Circa il secondo punto, è evidente che cambia un po’ il quadro di quello che era stato considerato un FOMC più accomodante delle attese. Se veramente la Fed intende iniziare a ridurre il proprio bilancio in corso d’anno, si capisce come mai ha evitato di segnalare l’intenzione di accelerare la normalizzazione dei tassi. L’idea è di lasciarsi del margine di manovra per gestire manovra su tassi e su bilancio.

Da Washington, poi continua la cacofonia. Dopo la rimozione di Bannon dal National Security Council, ieri sera Ryan ha dichiarato che la riforma fiscale richiederà più tempo di quella del Healthcare (ancora in alto mare) e che Camera e Senato non sono ancora concordi su un progetto (il secondo ancora non lo ha).
Non fosse per l’indiscusso carisma che deriva dalle loro cariche, Trump e il Portavoce della Camera Ryan sarebbero quasi comici. Poco meno di 2 mesi fa il Presidente US aveva dichiarato che nel volgere di “2 o 3 settimane” avrebbe annunciato una riforma fiscale “fenomenale”, e oggi a fronte dell’assenza di progressi apprezzabili, Ryan  si trova ad ammettere la complessità e le divergenze al Congresso.
E Domani Trump affronterà la 2 giorni con il Presidente Cinese Xi Jinping. Giorni fa il Presidente ha attaccato la Cina e dichiarato che sarà un meeting “difficile”.Anche qui si troverà stretto tra le necessità della diplomazia e le sue promesse elettorali (di far dichiarare la Cina “manipolatrice di divisa”).

Su queste basi il mercato US ha dato luogo a un U-turn spettacolare (per i tempi) chiudendo in calo di 0.3% dopo essere stato in guadagno di 0.8%. Sorprendentemente stabile il Dollaro, chiuso tra l’indicazione di ulteriore tightening monetario, e le frizioni a Washington. La sorpresa è la stabilità dei treasuries, che avrebbero dovuto sentire le news ma eventualmente hanno ottenuto supporto dalla risk aversion e dalla prospettiva di un impatto sulle attese di inflazione.

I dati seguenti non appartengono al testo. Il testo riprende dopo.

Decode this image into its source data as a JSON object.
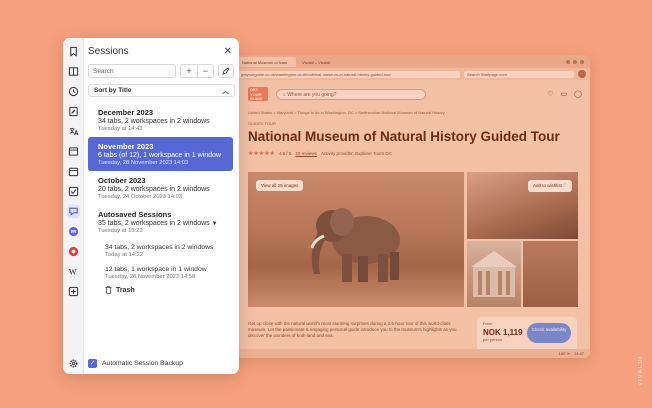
{
  "browser": {
    "tabs": [
      {
        "label": "National Museum of Natu"
      },
      {
        "label": "Vivaldi – Vivaldi"
      }
    ],
    "url": "getyourguide.co.uk/washington-dc-l6/national-museum-of-natural-history-guided-tour",
    "websearch_placeholder": "Search Startpage.com",
    "site": {
      "logo_text": "GET YOUR GUIDE",
      "search_placeholder": "Where are you going?",
      "breadcrumbs": "United States  >  Maryland  >  Things to do in Washington, DC  >  Smithsonian National Museum of Natural History",
      "guided_label": "GUIDED TOUR",
      "title": "National Museum of Natural History Guided Tour",
      "stars": "★★★★★",
      "rating": "4.9 / 5",
      "reviews": "22 reviews",
      "provider": "Activity provider: Explorer Tours DC",
      "view_images": "View all 25 images",
      "add_wishlist": "Add to wishlist ♡",
      "description": "Get up close with the natural world's most stunning surprises during a 2.5-hour tour of this world-class museum. Let the passionate & engaging personal guide introduce you to the museum's highlights as you discover the wonders of both land and sea.",
      "price_from": "From",
      "price_value": "NOK 1,119",
      "price_per": "per person",
      "check_button": "Check availability",
      "zoom": "100 %",
      "clock": "14:47"
    }
  },
  "panel": {
    "title": "Sessions",
    "search_placeholder": "Search",
    "sort_label": "Sort by Title",
    "sessions": [
      {
        "title": "December 2023",
        "summary": "34 tabs, 2 workspaces in 2 windows",
        "date": "Tuesday at 14:43"
      },
      {
        "title": "November 2023",
        "summary": "6 tabs (of 12), 1 workspace in 1 window",
        "date": "Tuesday, 28 November 2023 14:03"
      },
      {
        "title": "October 2023",
        "summary": "20 tabs, 2 workspaces in 2 windows",
        "date": "Tuesday, 24 October 2023 14:03"
      },
      {
        "title": "Autosaved Sessions",
        "summary": "35 tabs, 2 workspaces in 2 windows",
        "date": "Tuesday at 15:22"
      }
    ],
    "autosaved": [
      {
        "summary": "34 tabs, 2 workspaces in 2 windows",
        "date": "Today at 14:22"
      },
      {
        "summary": "12 tabs, 1 workspace in 1 window",
        "date": "Tuesday, 28 November 2023 14:58"
      }
    ],
    "trash_label": "Trash",
    "backup_label": "Automatic Session Backup",
    "backup_checked": true
  },
  "watermark": "VIVALDI",
  "colors": {
    "background": "#f5a17e",
    "selection": "#5668d6"
  }
}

Le minute non sono piaciute molto nemmeno all’Asia. I principali indici hanno chiuso tutti in negativo, ad eccezione di Shanghai.
Difficile capire il motivo della pesantezza di Tokyo, ai minimi da quasi 4 mesi. Personalmente vedo la robusta discesa odierna come una reazione di delusione perchè, nonostante le minute hawkish e la tenuta del $, lo yen è tornato sui massimi di periodo sospinto dalla risk aversion. Vediamo se domani l’indice reagisce al rimbalzo del $/Yen (purchè duri). Sta di fatto che in un periodo di generale buon sentiment, il pessimismo nei confronti dell’azionario giapponese è rilevante, con la volatilità implicita ai massimi da inizio febbraio e lo scoperto ai massimi da settembre scorso.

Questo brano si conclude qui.